RELIC, Bronwyn Eley’s debut fantasy novel, is slated for release September 12.
About the author
Bronwyn joined the military right out of high school, where she learnt (among other things) to disassemble and reassemble a rifle blindfolded. After that she spent a lot of her time travelling around the world. Her favourite places (so far) are Scotland, Mongolia, Iceland and Ireland.
Bronwyn finally found her natural habitat when she landed her first job in the publishing industry. While she has always been a writer, it was only when surrounding herself with books that she realised her life’s dream was to become an author. Relic is her first novel.
Bronwyn lives in Sydney and spends her time eating chocolate, reading and practising her martial arts.
In the city of Edriast, there is no deadlier duty than to serve as the Shadow.

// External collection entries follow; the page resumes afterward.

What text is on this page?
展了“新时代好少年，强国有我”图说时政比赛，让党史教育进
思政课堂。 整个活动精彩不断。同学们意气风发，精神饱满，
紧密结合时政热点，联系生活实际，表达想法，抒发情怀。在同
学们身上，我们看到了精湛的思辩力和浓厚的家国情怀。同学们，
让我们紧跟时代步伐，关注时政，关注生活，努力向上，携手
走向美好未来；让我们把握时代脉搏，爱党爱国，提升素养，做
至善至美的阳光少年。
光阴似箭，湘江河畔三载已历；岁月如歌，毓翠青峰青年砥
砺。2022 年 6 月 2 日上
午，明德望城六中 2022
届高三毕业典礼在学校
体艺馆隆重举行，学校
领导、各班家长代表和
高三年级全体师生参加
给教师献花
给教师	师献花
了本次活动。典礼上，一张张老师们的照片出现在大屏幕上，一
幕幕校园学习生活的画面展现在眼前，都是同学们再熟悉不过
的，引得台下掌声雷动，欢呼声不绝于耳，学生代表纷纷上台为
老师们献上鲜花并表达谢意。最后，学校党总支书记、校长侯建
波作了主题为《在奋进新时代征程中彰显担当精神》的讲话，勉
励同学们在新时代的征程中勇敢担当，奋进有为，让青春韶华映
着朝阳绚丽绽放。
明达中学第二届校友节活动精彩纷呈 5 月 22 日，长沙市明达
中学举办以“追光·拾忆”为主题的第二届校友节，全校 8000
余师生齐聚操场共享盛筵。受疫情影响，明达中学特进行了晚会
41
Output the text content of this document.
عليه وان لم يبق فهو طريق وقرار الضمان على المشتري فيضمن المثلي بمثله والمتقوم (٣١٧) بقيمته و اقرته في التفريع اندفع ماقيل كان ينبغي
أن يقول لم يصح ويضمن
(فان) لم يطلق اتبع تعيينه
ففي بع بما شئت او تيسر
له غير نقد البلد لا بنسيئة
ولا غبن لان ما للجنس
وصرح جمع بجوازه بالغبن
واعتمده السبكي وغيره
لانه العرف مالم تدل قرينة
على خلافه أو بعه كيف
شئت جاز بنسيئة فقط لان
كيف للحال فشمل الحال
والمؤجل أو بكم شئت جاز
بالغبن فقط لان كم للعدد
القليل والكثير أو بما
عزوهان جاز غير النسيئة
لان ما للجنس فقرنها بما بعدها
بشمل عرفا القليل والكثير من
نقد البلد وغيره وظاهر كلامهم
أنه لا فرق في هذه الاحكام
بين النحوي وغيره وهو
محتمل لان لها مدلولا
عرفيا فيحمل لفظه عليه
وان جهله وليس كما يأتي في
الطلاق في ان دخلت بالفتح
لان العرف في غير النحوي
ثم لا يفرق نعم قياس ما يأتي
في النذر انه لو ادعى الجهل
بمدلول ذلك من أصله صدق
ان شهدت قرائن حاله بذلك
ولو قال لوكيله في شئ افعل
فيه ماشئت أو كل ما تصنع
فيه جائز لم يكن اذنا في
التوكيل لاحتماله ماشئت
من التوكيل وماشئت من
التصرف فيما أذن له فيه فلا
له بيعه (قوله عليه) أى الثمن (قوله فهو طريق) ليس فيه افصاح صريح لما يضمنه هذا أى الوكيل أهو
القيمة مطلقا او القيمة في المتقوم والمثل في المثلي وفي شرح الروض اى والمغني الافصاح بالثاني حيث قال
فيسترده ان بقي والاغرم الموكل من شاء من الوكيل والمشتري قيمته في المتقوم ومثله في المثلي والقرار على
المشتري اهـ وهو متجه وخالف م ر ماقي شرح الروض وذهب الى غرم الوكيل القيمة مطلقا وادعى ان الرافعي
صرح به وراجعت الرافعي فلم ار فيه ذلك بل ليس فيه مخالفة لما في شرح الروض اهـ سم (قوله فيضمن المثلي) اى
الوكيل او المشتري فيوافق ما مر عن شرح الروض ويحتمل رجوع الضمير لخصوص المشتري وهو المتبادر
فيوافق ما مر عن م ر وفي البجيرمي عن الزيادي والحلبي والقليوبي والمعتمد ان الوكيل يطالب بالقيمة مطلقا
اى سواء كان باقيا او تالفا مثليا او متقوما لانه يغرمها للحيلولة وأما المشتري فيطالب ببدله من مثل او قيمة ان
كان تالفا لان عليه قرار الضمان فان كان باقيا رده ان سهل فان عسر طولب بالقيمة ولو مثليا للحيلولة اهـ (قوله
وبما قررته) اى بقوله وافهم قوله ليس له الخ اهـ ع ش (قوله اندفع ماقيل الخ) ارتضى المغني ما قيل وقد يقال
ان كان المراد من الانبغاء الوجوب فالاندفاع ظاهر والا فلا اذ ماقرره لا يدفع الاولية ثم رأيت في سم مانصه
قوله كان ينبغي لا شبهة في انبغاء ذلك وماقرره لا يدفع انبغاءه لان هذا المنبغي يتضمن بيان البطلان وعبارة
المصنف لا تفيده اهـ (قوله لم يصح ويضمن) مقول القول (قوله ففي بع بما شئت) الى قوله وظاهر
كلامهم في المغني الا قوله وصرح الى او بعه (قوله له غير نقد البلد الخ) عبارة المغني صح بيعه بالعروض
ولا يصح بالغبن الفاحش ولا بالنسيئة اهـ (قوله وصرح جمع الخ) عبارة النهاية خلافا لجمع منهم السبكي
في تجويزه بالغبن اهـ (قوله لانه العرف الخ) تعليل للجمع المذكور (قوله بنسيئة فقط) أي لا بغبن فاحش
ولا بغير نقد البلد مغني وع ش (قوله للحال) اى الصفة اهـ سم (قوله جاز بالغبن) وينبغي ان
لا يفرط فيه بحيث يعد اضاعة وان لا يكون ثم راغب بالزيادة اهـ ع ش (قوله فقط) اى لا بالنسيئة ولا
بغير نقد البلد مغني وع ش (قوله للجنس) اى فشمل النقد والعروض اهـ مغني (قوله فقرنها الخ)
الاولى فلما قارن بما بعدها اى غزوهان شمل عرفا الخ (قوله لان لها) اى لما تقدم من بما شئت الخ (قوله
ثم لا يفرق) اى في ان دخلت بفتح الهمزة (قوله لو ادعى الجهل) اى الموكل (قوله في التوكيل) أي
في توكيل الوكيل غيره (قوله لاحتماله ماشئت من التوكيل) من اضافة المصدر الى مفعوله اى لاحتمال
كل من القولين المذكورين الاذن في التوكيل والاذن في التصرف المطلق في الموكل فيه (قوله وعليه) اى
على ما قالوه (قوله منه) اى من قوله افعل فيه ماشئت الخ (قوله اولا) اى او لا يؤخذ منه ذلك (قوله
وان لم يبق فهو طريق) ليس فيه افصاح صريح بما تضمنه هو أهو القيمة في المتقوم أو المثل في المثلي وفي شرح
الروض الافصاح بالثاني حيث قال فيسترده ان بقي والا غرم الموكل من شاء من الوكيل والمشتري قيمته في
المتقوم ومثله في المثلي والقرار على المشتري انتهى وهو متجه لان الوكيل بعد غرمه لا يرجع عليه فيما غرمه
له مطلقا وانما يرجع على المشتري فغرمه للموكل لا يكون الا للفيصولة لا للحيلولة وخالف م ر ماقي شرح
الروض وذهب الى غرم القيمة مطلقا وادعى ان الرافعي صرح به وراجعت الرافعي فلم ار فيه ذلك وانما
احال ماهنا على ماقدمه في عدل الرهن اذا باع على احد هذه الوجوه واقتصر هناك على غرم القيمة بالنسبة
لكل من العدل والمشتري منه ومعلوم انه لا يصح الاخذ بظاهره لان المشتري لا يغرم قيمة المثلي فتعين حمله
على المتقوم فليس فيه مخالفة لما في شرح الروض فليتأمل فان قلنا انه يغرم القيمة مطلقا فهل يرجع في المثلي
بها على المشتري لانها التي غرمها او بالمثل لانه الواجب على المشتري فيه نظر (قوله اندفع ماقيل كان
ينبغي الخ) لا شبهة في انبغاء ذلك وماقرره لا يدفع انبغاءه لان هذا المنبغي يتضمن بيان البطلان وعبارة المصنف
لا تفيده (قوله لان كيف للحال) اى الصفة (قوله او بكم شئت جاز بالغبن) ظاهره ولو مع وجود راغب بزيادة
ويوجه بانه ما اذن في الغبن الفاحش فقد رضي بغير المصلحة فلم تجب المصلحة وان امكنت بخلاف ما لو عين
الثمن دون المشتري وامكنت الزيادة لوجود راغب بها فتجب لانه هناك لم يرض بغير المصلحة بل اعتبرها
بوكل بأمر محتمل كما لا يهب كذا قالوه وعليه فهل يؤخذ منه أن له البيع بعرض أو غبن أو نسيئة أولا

As the personal servant of the powerful Lord Rennard, the Shadow’s life is all but forfeit. Rennard possesses one of five rare and dangerous Relics – a jewel that protects his bloodline, but slowly poisons everyone else in its proximity. When the current Shadow succumbs to its magic, nineteen-year-old blacksmith Kaylan is summoned to take his place.
It’s an appointment that will kill her.
As the time Kaylan has left ebbs away, hope begins to fade… That is, until she discovers a plot to destroy all five bloodlines in possession of the Relics.
A rebel force plans to put an end to Rennard’s rule and Kaylan suddenly finds herself embroiled in a cause that might just be worth fighting for. But no cause is without its costs…
As her life hangs in the balance and rebellion bears down on Edriast, Kaylan must decide where her loyalties lie – and how she’ll leave her mark on the world.
Relic is the absorbing first novel in The Relic Trilogy, a thrillingly dark YA fantasy series.